Dua Tokoh Sumpah Pemuda yang Organisasinya Difatwa “Sesat dan Terlarang”

Dua Tokoh Sumpah Pemuda yang Organisasinya Difatwa “Sesat dan Terlarang”

Dari 13 tokoh Kongres Pemuda yang kita kenal, ternyata dua di antaranya merupakan pengikut organisasi atau aliran muslim “terlarang” di Indonesia.

Dua Tokoh Sumpah Pemuda yang Organisasinya Difatwa “Sesat dan Terlarang”

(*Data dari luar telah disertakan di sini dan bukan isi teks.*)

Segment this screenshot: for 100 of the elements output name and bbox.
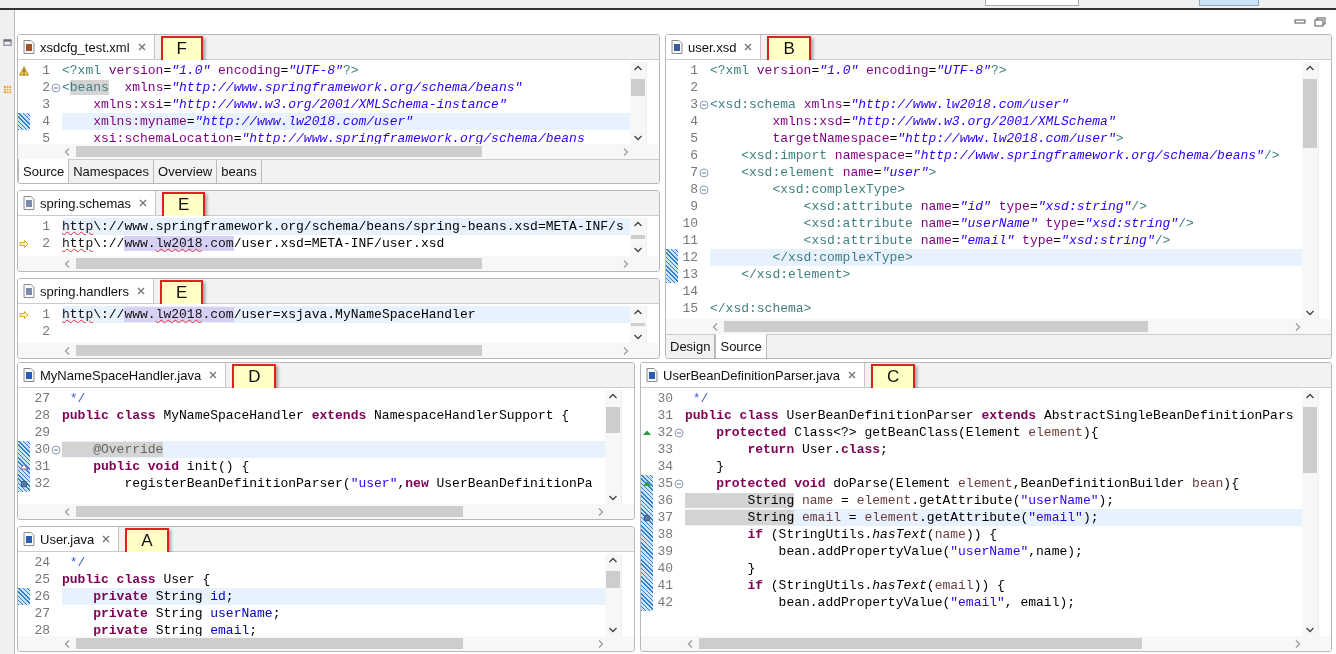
vertical-scrollbar[interactable] [630,218,646,256]
chevron-left-icon[interactable] [64,146,70,157]
horizontal-scrollbar[interactable] [18,256,659,271]
close-icon[interactable] [847,370,858,380]
maximize-icon[interactable] [1314,17,1326,27]
chevron-down-icon[interactable] [608,627,618,633]
editor-tab[interactable]: user.xsd [666,35,762,59]
toolbar-button[interactable] [1199,0,1259,6]
window-icon[interactable] [2,38,12,47]
code-line: xmlns:xsd="http://www.w3.org/2001/XMLSchema" [771,113,1117,130]
chevron-left-icon[interactable] [712,321,718,332]
line-number: 2 [41,323,50,340]
horizontal-scrollbar[interactable] [641,636,1331,651]
horizontal-scrollbar[interactable] [18,144,659,159]
chevron-right-icon[interactable] [598,638,604,649]
scroll-thumb[interactable] [1303,407,1317,473]
close-icon[interactable] [135,286,146,296]
code-editor[interactable] [18,62,630,144]
close-icon[interactable] [743,42,754,52]
scroll-thumb[interactable] [76,146,482,157]
chevron-left-icon[interactable] [64,345,70,356]
chevron-right-icon[interactable] [598,506,604,517]
vertical-scrollbar[interactable] [1302,62,1318,319]
chevron-down-icon[interactable] [633,247,643,253]
scroll-thumb[interactable] [724,321,1148,332]
chevron-left-icon[interactable] [64,258,70,269]
chevron-left-icon[interactable] [64,638,70,649]
code-line: <xsd:import namespace="http://www.springframework.org/schema/beans"/> [740,147,1281,164]
chevron-right-icon[interactable] [623,258,629,269]
vertical-scrollbar[interactable] [1302,390,1318,636]
code-line: public void init() { [92,458,251,475]
minimize-icon[interactable] [1294,17,1306,27]
fold-icon[interactable] [699,167,709,178]
scroll-thumb[interactable] [606,407,620,434]
chevron-right-icon[interactable] [1295,321,1301,332]
line-number: 32 [656,424,673,441]
scroll-thumb[interactable] [631,323,645,327]
line-number: 2 [41,235,50,252]
editor-page-tab[interactable]: Source [18,159,70,183]
scroll-thumb[interactable] [1303,79,1317,149]
chevron-left-icon[interactable] [64,506,70,517]
horizontal-scrollbar[interactable] [18,504,634,519]
fold-icon[interactable] [51,444,61,455]
chevron-right-icon[interactable] [1295,638,1301,649]
chevron-down-icon[interactable] [608,495,618,501]
line-number: 10 [681,215,698,232]
chevron-up-icon[interactable] [633,309,643,315]
fold-icon[interactable] [674,478,684,489]
chevron-up-icon[interactable] [1305,65,1315,71]
chevron-down-icon[interactable] [633,135,643,141]
input-field[interactable] [985,0,1079,6]
line-number: 11 [681,232,698,249]
file-icon [23,532,35,546]
editor-page-tab[interactable]: Source [715,334,767,358]
chevron-up-icon[interactable] [633,221,643,227]
chevron-right-icon[interactable] [623,146,629,157]
fold-icon[interactable] [699,184,709,195]
editor-tab[interactable]: xsdcfg_test.xml [18,35,155,59]
horizontal-scrollbar[interactable] [18,343,659,358]
scroll-thumb[interactable] [606,571,620,588]
code-line: public class MyNameSpaceHandler extends NamespaceHandlerSupport { [62,407,571,424]
scroll-thumb[interactable] [76,638,463,649]
scroll-thumb[interactable] [699,638,1142,649]
chevron-down-icon[interactable] [1305,310,1315,316]
fold-icon[interactable] [674,427,684,438]
callout-label: C [871,364,916,390]
chevron-up-icon[interactable] [633,65,643,71]
vertical-scrollbar[interactable] [630,306,646,343]
scroll-thumb[interactable] [631,79,645,96]
chevron-right-icon[interactable] [623,345,629,356]
chevron-up-icon[interactable] [608,557,618,563]
close-icon[interactable] [208,370,219,380]
scroll-thumb[interactable] [76,506,463,517]
vertical-scrollbar[interactable] [605,554,621,636]
close-icon[interactable] [101,534,112,544]
chevron-up-icon[interactable] [1305,393,1315,399]
fold-icon[interactable] [51,82,61,93]
scroll-thumb[interactable] [76,345,482,356]
horizontal-scrollbar[interactable] [18,636,634,651]
scroll-thumb[interactable] [631,235,645,239]
editor-tab[interactable]: UserBeanDefinitionParser.java [641,363,866,387]
chevron-left-icon[interactable] [687,638,693,649]
close-icon[interactable] [136,42,147,52]
scroll-thumb[interactable] [76,258,482,269]
vertical-scrollbar[interactable] [630,62,646,144]
chevron-down-icon[interactable] [1305,627,1315,633]
grid-icon[interactable] [2,85,12,94]
vertical-scrollbar[interactable] [605,390,621,504]
chevron-down-icon[interactable] [633,334,643,340]
horizontal-scrollbar[interactable] [666,319,1331,334]
chevron-up-icon[interactable] [608,393,618,399]
code-line: http\://www.lw2018.com/user.xsd=META-INF/user.xsd [62,235,446,252]
close-icon[interactable] [138,198,149,208]
arrow-icon [19,309,29,320]
editor-tab[interactable]: User.java [18,527,120,551]
editor-tab[interactable]: MyNameSpaceHandler.java [18,363,227,387]
editor-tab[interactable]: spring.schemas [18,191,157,215]
editor-tab[interactable]: spring.handlers [18,279,154,303]
fold-icon[interactable] [699,99,709,110]
editor-page-tab[interactable]: Design [666,335,716,358]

28 Oktober merupakan hari yang bersejarah bagi pemuda bangsa Indonesia. Tepat di tanggal itu ikrar kesetiaan pemuda dikumandangkan dengan tiga poin penting: bertumpah darah, berbangsa, dan berbahasa Indonesia.

Kesuksesan Kongres Pemuda II yang kemudian melahirkan Sumpah Pemuda tidak bisa terlepas dari usaha dan kontribusi para tokoh-tokohnya. Dan dari 13 tokoh Kongres Pemuda yang kita kenal, dua tokoh yang bisa dibilang sangat berjasa buat Republik merupakan pengikut organisasi atau aliran muslim yang difatwa sesat oleh MUI dan dilarang di Indonesia.

Yuk, kita lihat siapa mereka!

1. Wage Roudolf Supratman

W.R Supratman (gambar: https://ngupi.deviantart.com)

Anda mungkin tak asing mendengar namanya. Ya, pasti, namanya sering disebut-sebut saat lagu kebangsaan Indonesia Raya dikumandangkan: WR Supratman. Dia lah pencipta lagu kebangsaan Indonesia Raya.

Selain Indonesia Raya, WR Supratman yang jago bermain biola ini juga menciptakan lagu nasional lain yang berjudul Ibu Kita Kartini. 

Salah satu peran pentingnya dalam Kongres Pemuda II saat itu adalah mengiringi lagu Indonesia Raya dengan biola. Karena bait-bait Indonesia Raya dilarang untuk dinyanyikan, maka biola Supratman lah yang menjadi penggantinya.

Namun siapa sangka, ternyata W.R. Supratman merupakan pengikut Jemaah Ahmadiyah. Hal ini diungkapkan oleh Ketua Amir Jamaah Ahmadiyah, Abdul Basit saat rapat dengar pendapat umum dengan Komisi VIII DPR, Rabu (16/2/2011) sebagaimana dikutip Tribunnews.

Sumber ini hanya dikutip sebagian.